Quel que soit l’endroit où ils travaillent, les chercheurs signalent une perte de productivité causée par des problèmes de collecte de données (57 % des répondants) et une incapacité à mener des expériences en laboratoire (55 %). Un message clair de La naturede l’enquête et d’autres études récentes est qu’il est encore trop tôt pour dire comment la perte de productivité pendant la pandémie affectera les futures carrières. Mais les premiers signes ne sont pas bons.

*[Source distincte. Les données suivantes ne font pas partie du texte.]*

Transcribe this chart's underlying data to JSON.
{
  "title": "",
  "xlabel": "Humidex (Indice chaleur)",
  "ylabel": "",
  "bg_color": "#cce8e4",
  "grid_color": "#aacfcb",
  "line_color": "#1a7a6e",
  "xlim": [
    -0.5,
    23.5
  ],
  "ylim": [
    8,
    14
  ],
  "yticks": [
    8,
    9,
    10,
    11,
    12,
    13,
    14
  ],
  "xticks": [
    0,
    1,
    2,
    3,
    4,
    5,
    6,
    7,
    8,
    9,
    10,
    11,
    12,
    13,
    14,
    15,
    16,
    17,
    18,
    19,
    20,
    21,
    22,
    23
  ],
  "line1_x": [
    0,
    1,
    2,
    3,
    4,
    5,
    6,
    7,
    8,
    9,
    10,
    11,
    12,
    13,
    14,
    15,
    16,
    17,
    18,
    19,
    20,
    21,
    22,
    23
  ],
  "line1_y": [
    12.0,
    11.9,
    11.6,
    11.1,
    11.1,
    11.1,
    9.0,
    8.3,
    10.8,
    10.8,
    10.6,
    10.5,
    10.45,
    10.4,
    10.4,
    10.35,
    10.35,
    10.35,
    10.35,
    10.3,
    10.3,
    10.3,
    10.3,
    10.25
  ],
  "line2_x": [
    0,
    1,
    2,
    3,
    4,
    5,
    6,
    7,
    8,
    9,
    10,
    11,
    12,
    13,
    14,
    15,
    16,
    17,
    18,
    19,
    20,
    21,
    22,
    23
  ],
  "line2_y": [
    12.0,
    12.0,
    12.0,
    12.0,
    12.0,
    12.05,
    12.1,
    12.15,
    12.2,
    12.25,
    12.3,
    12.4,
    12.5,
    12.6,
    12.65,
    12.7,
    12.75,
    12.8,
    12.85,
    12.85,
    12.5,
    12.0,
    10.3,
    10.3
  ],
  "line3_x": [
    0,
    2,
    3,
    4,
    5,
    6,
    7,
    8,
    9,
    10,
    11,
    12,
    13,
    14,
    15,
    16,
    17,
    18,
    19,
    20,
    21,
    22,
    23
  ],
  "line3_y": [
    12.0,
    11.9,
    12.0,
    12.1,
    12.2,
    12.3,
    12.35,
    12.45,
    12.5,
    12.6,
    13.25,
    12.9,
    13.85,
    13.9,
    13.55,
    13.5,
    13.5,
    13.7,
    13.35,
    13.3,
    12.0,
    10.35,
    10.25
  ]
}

Une étude de deux enquêtes – avec un total combiné de près de 7 000 réponses des chercheurs principaux en Europe et aux États-Unis – a révélé qu’environ 27% des répondants n’avaient lancé aucun nouveau projet de recherche en 2020, une augmentation spectaculaire par rapport aux 9% du précédent année (J. Gao et al. Nature Commun. 12, 6188; 2021). Les auteurs rapportent également une analyse de quelque 9,5 millions d’articles et de prépublications publiés en 2019 et 2020 ; ils ont découvert que lorsque la recherche sur COVID-19 est retirée de l’équation, le nombre d’articles co-écrits publiés a chuté de 5% en 2020.

Mais La natureLa dernière enquête de s’exprime également sur d’autres préoccupations mondiales. Depuis 2018, les enquêtes recherchent de manière proactive les expériences des chercheurs en matière de discrimination dans le domaine scientifique et de tentatives pour améliorer la diversité, l’équité et l’inclusion en réponse à des mouvements tels que #MeToo et #BlackLivesMatter. Cette année, 34 % des femmes qui ont répondu ont déclaré avoir été victimes de discrimination, contre 21 % des hommes. Parmi les femmes déclarant avoir été victimes de discrimination, 50 % ont déclaré avoir subi une discrimination fondée sur le sexe.

Comme les enquêtes précédentes, celle de cette année suggère que l’écart salarial entre les sexes est le plus marqué dans les étapes ultérieures de la carrière, avec 40 % des hommes mais seulement 36 % des femmes déclarant des salaires annuels de plus de 110 000 $ US. L’écart est particulièrement visible aux États-Unis, où 68 % des hommes âgés ont franchi la barre des 110 000 $, contre 55 % des femmes âgées.

Aux États-Unis et au Royaume-Uni, les répondants qui ne sont pas blancs étaient plus susceptibles que leurs collègues blancs de déclarer avoir été victimes de harcèlement ou de discrimination.

Un thème plus joyeux et récurrent des six enquêtes est que, malgré les défis des crises financières et d’une pandémie, les scientifiques aiment globalement ce qu’ils font, bien que les taux de satisfaction soient passés de 68 % à 58 % depuis 2018.

Alors que les perturbations liées à la pandémie s’atténuent dans de nombreuses régions du monde, il est important que les bailleurs de fonds et les employeurs se souviennent du pouvoir des événements mondiaux pour façonner la carrière et la fortune des scientifiques. Il est maintenant temps de réfléchir à la manière de raviver le désir de se lancer dans de nouveaux projets et d’encourager une culture de recherche positive qui favorise une collaboration inclusive et reconnaît que chacun dans l’écosystème de la recherche a un rôle à jouer.